Inmarsat loses GDMSS monopoly as Iridium and BeiDou enter maritime safety market

23 May 2018 | James Pearce


Satellite firm Inmarsat has seen its global monopoly over the maritime distress signal industry broken after the UN opened up the contract to rivals Iridium and BeiDou Navigation Satellite System.

Inmarsat satellite 160x186The International Maritime Organization’s (IMO) Maritime Safety Committee has agreed to add Iridium to the contract as supplier of distress signal equipment to the maritime industry. The IMO also agreed to adopt a “statement of recognition” proposed by the United States.

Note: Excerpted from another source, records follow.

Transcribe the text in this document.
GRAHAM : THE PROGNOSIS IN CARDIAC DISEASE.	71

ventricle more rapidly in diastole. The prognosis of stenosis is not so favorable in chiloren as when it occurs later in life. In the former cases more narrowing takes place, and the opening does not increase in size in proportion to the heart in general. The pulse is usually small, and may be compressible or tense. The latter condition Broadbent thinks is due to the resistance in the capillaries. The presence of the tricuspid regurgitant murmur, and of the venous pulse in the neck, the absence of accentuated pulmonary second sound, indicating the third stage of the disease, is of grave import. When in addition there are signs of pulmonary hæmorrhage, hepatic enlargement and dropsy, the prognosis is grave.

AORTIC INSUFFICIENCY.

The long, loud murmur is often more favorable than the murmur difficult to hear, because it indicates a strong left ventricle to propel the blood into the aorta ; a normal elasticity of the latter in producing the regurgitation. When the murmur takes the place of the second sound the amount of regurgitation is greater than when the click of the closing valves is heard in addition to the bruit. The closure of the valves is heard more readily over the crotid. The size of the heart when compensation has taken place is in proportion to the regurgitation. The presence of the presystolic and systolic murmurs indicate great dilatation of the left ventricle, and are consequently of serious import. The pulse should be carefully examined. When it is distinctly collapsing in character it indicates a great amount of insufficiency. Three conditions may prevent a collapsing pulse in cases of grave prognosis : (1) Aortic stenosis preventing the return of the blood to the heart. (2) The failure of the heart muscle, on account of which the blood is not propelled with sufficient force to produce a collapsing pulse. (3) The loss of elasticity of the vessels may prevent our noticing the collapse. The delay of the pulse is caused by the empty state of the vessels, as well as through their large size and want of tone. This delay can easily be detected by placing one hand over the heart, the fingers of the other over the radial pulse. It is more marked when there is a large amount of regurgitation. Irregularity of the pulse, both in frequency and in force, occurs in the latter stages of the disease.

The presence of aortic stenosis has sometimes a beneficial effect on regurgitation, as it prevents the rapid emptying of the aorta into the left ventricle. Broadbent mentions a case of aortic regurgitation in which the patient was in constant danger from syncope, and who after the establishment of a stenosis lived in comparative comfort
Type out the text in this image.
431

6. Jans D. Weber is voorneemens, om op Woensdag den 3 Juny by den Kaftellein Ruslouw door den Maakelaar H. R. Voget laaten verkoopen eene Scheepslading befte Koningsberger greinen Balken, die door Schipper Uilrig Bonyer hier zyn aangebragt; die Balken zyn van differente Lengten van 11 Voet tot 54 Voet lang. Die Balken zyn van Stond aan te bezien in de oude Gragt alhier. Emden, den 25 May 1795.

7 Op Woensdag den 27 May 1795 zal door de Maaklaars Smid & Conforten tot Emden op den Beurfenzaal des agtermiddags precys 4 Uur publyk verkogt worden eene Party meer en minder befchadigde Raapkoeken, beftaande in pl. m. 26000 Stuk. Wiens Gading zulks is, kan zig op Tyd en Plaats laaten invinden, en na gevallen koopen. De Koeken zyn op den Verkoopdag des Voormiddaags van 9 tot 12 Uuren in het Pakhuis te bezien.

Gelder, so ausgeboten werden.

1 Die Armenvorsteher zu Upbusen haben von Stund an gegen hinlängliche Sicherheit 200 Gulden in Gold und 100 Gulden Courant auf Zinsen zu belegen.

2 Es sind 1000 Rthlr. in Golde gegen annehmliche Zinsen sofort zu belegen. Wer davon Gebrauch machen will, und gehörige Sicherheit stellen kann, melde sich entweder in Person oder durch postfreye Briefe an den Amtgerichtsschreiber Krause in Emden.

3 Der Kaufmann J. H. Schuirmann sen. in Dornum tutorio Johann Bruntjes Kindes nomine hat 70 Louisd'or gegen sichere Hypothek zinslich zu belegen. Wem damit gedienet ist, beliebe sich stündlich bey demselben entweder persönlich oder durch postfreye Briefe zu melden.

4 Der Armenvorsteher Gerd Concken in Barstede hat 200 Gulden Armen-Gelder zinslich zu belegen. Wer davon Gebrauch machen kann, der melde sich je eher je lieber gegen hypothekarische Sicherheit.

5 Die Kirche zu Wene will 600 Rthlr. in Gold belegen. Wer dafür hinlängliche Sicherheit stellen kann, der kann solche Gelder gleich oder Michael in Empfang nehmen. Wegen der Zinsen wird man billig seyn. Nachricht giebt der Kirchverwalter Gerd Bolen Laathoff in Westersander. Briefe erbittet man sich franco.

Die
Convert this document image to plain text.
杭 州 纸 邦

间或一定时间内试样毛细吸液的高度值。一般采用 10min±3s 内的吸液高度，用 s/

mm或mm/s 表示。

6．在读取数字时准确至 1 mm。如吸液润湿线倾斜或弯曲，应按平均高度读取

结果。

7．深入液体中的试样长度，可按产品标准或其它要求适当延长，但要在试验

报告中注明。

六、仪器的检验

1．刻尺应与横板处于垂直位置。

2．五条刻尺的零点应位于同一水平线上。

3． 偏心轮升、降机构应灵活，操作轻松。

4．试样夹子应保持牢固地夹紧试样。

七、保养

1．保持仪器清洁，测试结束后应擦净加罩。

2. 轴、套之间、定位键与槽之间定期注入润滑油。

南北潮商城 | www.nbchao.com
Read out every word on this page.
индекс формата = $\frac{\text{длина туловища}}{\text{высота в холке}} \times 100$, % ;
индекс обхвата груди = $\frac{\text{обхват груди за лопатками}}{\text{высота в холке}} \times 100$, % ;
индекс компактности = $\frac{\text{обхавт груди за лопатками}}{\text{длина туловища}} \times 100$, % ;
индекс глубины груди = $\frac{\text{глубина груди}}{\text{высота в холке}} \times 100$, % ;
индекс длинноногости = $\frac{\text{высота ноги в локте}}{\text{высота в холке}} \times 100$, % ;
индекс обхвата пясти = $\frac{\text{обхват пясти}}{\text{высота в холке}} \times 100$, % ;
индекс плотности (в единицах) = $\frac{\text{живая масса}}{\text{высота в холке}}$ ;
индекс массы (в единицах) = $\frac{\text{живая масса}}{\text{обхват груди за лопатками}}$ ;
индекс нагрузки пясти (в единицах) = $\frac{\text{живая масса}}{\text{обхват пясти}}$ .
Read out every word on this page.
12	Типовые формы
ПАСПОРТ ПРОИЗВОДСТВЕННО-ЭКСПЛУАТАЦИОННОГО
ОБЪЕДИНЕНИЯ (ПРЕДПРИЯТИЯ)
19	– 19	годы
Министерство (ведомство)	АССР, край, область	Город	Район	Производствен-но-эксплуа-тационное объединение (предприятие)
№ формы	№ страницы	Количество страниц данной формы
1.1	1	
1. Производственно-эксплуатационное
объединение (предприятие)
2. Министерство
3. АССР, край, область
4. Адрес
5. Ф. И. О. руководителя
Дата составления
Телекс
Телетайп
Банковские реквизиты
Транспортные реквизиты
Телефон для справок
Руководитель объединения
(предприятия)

Iridium said the MSC’s decision “ends a decades-long satellite industry monopoly” which saw UK-based Inmarsat as the only company authorised to provide satellite GMDSS services.

“This is a historic moment for the maritime industry and an honor for Iridium to be the second ever recognized provider for GMDSS services,” said Bryan Hartin, executive vice president, Iridium. 

“This is the dawn of a new era for mariner safety. We’ll bring a new choice and upgraded capabilities for mariners along with our truly global coverage that will for the first time extend the reach of satellite-based GMDSS to even the most remote waterways.”

Iridium said it plans to launch a service in 2020, while BeiDou could not be reached for comment. Inmarsat offered its congratulations to rivals, and announced the launch of its own new safety service. It already offers services to 160,000 vessels worldwide, which it provides at no charge.

“I would like to congratulate Iridium on achieving approval from the IMO to take their GMDSS proposals to the next stage,” said Ronald Spithout, president of Inmarsat Maritime, “and also congratulate BeiDou Navigation Satellite System on their successful request for GMDSS evaluation by the NCSR sub-committee.   We look forward to welcoming them both as GMDSS service providers in the coming years.

“Together, we must strive to maintain and enhance the exceptionally high standards required by the IMO and demanded by the maritime industry as the lifeline for seafarers at sea.”

For Iridium, the announcement came as it completed the launch of five NEXT satellites from Vandenberg Air Force Base in California. The satellites will form part of a 10-strong constellation which will provide aviation, maritime, land mobile, and internet of things connectivity, including Iridium’s broadband offering Certus.

The $3 billion NEXT project is scheduled for completion this year and will bring users an upgraded infrastructure using Iridium’s L-band spectrum, but with higher throughputs and faster speeds. It claims.